“We have lived our lives by the assumption that what was good for us would be good for the world. We have been wrong. We must change our lives so that it will be possible to live by the contrary assumption, that what is good for the world will be good for us," Wendell Berry wrote in his first collection of essays, published in 1969.
Reversing that assumption can be said to have been Berry's life's work, for which he is now being recognized: The Kentucky-based writer and environmental activist has won the Dayton Literary Peace Prize's lifetime achievement award "for his steadfast promotion of the need for people to live at peace with their environment," the AP reports.
The 79-year-old writer doesn't just pen works that highlight the benefits of a simpler life at ease with nature.
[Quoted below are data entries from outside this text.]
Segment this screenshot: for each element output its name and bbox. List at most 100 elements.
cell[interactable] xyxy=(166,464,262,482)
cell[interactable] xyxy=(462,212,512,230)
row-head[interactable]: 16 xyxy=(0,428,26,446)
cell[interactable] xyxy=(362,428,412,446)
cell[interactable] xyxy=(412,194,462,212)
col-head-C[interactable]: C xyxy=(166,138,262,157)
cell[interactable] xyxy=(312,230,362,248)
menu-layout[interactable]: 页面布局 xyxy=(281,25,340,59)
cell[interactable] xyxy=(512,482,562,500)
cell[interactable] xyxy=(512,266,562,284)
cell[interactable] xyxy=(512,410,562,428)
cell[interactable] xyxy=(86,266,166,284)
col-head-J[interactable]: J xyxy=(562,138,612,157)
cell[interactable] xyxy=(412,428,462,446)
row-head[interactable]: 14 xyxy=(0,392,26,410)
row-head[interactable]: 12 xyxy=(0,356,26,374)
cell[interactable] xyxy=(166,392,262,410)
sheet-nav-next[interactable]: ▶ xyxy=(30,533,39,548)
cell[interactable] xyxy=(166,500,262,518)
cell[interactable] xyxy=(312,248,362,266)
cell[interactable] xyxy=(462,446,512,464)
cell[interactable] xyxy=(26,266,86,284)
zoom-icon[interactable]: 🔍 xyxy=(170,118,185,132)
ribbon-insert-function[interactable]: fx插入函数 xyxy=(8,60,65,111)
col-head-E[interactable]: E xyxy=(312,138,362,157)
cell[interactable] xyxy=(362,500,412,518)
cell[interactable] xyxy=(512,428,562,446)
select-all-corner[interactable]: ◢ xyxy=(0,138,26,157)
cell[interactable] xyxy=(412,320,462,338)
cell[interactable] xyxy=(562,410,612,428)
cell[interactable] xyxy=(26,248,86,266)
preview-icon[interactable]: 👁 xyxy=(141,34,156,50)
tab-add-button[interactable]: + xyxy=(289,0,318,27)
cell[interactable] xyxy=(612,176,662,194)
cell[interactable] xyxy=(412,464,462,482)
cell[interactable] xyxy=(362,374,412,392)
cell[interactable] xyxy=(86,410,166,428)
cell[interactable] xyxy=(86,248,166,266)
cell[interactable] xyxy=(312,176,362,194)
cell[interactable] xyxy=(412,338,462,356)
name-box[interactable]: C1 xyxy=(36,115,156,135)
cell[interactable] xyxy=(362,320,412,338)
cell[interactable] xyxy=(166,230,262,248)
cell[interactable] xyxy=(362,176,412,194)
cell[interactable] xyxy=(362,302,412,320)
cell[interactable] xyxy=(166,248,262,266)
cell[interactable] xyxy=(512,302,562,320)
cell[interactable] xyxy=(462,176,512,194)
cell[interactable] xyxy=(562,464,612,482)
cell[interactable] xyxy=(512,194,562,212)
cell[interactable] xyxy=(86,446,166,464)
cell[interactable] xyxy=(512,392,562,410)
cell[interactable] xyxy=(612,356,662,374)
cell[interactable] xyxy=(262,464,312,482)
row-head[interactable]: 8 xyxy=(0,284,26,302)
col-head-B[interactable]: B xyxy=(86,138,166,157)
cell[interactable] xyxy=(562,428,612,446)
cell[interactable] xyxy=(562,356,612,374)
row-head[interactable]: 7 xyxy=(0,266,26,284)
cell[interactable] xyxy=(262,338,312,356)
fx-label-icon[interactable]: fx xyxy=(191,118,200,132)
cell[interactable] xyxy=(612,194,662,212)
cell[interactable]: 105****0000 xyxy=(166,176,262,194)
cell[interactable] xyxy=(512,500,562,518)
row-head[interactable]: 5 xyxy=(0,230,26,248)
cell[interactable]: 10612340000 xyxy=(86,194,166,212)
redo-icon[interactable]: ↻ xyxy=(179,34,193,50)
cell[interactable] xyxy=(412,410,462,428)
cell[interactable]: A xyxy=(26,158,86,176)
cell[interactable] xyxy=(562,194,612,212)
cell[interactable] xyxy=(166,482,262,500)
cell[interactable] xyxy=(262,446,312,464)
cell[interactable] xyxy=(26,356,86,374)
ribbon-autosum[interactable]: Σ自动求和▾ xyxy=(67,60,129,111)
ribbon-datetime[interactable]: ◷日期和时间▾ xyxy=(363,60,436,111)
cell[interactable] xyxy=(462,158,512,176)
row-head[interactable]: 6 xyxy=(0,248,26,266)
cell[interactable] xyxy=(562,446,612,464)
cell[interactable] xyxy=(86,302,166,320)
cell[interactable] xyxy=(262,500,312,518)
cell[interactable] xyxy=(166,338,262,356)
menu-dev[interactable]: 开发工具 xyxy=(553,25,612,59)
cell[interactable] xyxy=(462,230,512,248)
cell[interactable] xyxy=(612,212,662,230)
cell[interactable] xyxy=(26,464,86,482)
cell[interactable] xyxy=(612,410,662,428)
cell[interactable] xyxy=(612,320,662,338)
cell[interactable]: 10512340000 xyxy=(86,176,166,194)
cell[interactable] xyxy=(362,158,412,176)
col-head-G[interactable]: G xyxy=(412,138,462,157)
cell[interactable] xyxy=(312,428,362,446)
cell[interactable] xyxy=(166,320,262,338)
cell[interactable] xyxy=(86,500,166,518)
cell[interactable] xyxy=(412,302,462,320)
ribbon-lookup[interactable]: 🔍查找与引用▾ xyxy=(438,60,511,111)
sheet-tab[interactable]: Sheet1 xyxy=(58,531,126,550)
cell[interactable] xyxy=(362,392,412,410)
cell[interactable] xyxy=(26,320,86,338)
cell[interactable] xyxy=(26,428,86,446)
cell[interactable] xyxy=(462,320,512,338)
He backs up his words with his actions, speaking out against strip-mining and other development he says damages the land, while keeping a garden, raising sheep and living largely technology-free on a hilly central Kentucky farm.
The Dayton honor is called the Richard C. Holbrooke Distinguished Achievement award, for the late U.S. diplomat who brokered the 1995 Dayton peace accords on Bosnia. It's meant to recognize literature's ability to promote peace and understanding.
In his writing, Berry told the AP, his goal is not to be political but to just "write a good poem and tell a good story. That's complex enough." He'll be presented with the award, which comes with a $10,000 stipend, by last year's winner, Tim O'Brien, on November 3 in Dayton.